Over the past five years, a non-profit organization called the Stronghold Society has been working to make reservations like Pine Ridge a better place for future generations, through skateboarding. “Everything we do is to inspire [the youth] through skateboarding, music and the arts,” says Executive Director Walt Pourier. “It’s creative expressive means to help them get a voice and to be heard within these creative realms.”
Pourier, a Lakota, is confident in the message: “You raise a whole generation and they start to say, ‘You know what, I don’t need alcohol in my life, I don’t need drugs in my life, I don’t need this gang mentality in my life, I want to get educated and learn, [showing] everybody who we are as an indigenous way of life.”
Why We Look Again: Aaron Huey at Pine Ridge
Pine Ridge currently has two out of an expected four skate parks completed. “When you start to continually show the poverty story, what ends up happening is the youth, this generation, starts to believe in that,” Pourier says, “because that’s what the world sees them as, and they become it.”
With help from brands like Vans, the Tony Hawk Foundation and the band Pearl Jam, Pine Ridge has recently received some much-needed support, mostly spread by word of mouth.
Last fall, the Stronghold Society and Levi’s Skateboarding released a documentary called Skateboarding in Pine Ridge.
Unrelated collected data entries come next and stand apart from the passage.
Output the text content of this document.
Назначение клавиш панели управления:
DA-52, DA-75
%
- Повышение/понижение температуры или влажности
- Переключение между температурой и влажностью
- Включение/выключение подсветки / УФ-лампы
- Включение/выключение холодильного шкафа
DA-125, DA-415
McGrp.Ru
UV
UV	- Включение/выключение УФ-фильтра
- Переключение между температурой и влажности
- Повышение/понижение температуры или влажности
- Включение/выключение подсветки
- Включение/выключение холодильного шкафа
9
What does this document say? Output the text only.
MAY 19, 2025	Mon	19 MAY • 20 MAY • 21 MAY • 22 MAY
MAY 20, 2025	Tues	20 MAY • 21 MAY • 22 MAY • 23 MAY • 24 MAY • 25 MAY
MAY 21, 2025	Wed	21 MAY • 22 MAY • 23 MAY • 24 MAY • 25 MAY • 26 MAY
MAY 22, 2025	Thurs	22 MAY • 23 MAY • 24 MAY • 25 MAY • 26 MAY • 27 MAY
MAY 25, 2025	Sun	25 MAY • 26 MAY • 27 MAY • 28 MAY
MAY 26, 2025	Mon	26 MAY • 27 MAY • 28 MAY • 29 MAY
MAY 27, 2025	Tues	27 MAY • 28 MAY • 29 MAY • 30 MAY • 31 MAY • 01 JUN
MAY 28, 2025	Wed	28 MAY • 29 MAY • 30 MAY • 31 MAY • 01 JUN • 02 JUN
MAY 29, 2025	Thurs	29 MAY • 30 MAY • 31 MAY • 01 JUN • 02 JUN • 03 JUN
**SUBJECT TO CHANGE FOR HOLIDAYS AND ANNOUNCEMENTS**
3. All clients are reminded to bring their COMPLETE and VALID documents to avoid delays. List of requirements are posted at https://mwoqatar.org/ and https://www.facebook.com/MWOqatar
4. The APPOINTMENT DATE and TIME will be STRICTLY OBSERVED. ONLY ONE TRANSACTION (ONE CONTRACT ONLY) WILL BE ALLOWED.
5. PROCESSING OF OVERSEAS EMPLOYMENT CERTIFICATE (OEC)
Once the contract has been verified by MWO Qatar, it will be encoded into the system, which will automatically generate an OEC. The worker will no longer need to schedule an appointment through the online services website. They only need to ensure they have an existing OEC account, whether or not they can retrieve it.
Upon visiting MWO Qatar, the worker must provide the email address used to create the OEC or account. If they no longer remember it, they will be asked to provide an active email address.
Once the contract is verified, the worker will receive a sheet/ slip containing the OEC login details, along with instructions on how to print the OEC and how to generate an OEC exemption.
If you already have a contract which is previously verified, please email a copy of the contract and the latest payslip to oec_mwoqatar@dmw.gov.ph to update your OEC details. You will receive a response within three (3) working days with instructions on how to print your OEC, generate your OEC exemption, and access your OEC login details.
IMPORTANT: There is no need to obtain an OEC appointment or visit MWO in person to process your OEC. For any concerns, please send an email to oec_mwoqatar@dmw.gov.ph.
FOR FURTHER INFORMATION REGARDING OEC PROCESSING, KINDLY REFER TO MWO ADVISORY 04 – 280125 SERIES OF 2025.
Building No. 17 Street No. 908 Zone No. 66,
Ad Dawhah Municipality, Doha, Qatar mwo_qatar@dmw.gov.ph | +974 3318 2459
The documentary captures the completion of the most recently built skate park on Pine Ridge, with pro skaters teaching some of the reservation’s children how to skateboard. Even though photographer Atiba Jefferson just spent two days on set shooting during the film’s production, the reservation’s impression on him was long-lasting. Jefferson later said he was shocked “to see in America the poverty that I normally see in third-world countries.” He added, “Skating is their saving grace from a very depressing surrounding.”
Pourier estimates that the skate parks at Pine Ridge average about 100 children a day, with about 300 on weekends. “We’ve created a spark of life on that reservation that they haven’t seen in a long time,” he says.